Bayleys Waikato regional manager Stephen Shale, who also oversees Eves Realty, predicted Trade Me listings in Hamilton would be "decimated" by February.
"Trade Me will have virtually no stock in Hamilton," Mr Shale said. "And the viewings will diminish if the stock isn't there to look at. If there's nothing to compare your property to, the private seller is the one who'll pay because you're not going to have the eyeballs on the site and the industry site won't allow private sellers."
Under the new fees, his costs to list on Trade Me would increase 8,000 per cent.
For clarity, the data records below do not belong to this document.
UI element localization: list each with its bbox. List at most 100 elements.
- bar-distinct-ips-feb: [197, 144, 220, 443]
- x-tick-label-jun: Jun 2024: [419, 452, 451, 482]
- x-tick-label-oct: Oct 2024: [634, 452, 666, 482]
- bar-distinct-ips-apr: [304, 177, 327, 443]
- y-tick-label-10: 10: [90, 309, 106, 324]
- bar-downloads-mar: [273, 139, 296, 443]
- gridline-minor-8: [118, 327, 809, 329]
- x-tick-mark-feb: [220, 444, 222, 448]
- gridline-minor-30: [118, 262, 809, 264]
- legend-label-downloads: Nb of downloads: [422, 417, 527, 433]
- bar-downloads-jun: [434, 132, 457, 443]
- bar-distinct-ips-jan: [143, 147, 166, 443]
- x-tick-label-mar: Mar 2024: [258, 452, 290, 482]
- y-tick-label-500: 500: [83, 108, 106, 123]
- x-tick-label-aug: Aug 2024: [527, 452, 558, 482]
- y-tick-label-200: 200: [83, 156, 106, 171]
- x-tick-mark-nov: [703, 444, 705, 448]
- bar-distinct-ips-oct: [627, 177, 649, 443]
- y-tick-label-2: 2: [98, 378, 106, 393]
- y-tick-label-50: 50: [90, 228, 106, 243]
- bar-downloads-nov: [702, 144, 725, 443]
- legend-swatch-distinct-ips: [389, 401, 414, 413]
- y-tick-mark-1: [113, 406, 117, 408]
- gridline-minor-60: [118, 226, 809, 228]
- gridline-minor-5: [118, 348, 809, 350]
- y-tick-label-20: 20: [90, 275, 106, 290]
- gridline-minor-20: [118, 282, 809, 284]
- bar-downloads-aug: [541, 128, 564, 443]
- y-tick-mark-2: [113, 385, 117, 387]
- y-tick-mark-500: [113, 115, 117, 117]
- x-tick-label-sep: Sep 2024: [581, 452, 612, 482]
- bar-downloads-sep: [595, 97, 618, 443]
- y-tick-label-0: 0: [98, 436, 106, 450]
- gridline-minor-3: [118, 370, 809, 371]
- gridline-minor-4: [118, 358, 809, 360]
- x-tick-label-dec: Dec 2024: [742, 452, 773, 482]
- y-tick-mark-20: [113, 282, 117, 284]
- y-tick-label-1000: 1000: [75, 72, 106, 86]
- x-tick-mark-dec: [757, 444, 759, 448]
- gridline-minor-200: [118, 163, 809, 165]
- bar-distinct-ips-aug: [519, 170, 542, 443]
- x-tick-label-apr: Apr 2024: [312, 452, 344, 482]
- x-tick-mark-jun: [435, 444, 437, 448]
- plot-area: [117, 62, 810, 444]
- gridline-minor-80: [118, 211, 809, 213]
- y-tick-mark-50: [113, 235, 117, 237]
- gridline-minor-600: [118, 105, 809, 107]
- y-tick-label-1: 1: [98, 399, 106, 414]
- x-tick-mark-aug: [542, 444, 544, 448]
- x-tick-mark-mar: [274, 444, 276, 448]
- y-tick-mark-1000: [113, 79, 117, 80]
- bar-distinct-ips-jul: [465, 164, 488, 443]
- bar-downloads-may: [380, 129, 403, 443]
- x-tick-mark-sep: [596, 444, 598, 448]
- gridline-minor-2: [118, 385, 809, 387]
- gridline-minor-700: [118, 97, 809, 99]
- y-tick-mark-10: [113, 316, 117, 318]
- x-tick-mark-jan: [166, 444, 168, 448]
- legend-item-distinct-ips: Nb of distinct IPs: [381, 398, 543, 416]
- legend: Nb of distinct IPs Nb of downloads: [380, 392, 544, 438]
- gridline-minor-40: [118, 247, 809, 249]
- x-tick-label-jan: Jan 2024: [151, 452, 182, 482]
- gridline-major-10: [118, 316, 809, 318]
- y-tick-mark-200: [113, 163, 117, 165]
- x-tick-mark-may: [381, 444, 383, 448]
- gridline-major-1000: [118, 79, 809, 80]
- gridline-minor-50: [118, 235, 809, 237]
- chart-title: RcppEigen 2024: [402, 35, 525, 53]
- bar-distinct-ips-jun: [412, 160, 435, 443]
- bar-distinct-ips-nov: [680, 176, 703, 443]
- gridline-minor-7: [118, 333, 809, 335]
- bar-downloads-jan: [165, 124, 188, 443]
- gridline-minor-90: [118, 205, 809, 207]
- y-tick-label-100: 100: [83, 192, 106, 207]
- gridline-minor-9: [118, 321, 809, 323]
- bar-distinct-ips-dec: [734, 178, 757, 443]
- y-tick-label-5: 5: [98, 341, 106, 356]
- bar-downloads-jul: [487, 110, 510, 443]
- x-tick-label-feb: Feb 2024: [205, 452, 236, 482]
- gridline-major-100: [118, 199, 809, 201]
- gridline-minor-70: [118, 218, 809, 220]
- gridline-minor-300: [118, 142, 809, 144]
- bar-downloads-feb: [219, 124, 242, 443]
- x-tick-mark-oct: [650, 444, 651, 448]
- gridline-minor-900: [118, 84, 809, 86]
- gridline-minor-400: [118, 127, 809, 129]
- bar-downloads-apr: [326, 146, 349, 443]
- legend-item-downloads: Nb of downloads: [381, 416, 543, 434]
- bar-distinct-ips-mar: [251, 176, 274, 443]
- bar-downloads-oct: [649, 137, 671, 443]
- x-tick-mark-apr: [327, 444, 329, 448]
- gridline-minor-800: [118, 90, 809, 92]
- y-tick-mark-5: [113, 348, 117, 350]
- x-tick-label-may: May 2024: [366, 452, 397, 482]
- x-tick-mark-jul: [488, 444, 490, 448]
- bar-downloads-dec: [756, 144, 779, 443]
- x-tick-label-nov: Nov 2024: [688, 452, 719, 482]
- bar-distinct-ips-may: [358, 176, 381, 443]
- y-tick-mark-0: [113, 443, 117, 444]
Previously, agencies paid a fixed rate for an unlimited number of listings but this month Trade Me began charging $159 plus GST per listing, which it encouraged agents to pass on to sellers.
However, agencies say home-owners expect online advertising for free and are not prepared to cover the increases.
Instead, agents will advertise on realestate.co.nz, as well as their own websites and via newspaper lift-outs.
Harcourts New Zealand chief executive Hayden Duncan called the increases at Trade Me "unreasonable" and "nothing short of price gouging". He said if Harcourts' 181 branches absorbed the new fees it would cost tens of millions of dollars each year.
"An increase of 500 per cent or more on any product without changing the product seems extravagant and unreasonable and unfounded."
Mr Duncan said Harcourts, which lists thousands of houses every month, would not advertise homes on Trade Me unless a seller specifically requested it and paid the fee.
In Hamilton, Lugton's Ltd sales director Simon Lugton said it was a "no brainer" to boycott Trade Me when the new fees amounted to at least $200,000 more a year for his business. "They think they're in a strong position but I think they will find there will be a backlash against it."
Lodge Real Estate managing director Jeremy O'Rourke said they would also remove residential listings, calling the increases "exponential, mammoth and unaffordable" for Lodge, one of Hamilton's biggest agencies.
Ray White Hamilton managing director Carl Glasgow said Trade Me seemed to be working on the premise that the internet had overtaken newspapers in real estate advertising, but it had not.
Trade Me chief executive Jon Macdonald said if Hamilton agents removed listings it would disadvantage vendors as their properties would not be seen on the "number one property channel in New Zealand".
He said a for-sale listing fee of less than $200 still represented value for money.
"We think it's crazy that listings online continue to be such a small proportion of the overall cost when people are selling their house, despite independent research and feedback showing that the internet works much better than print."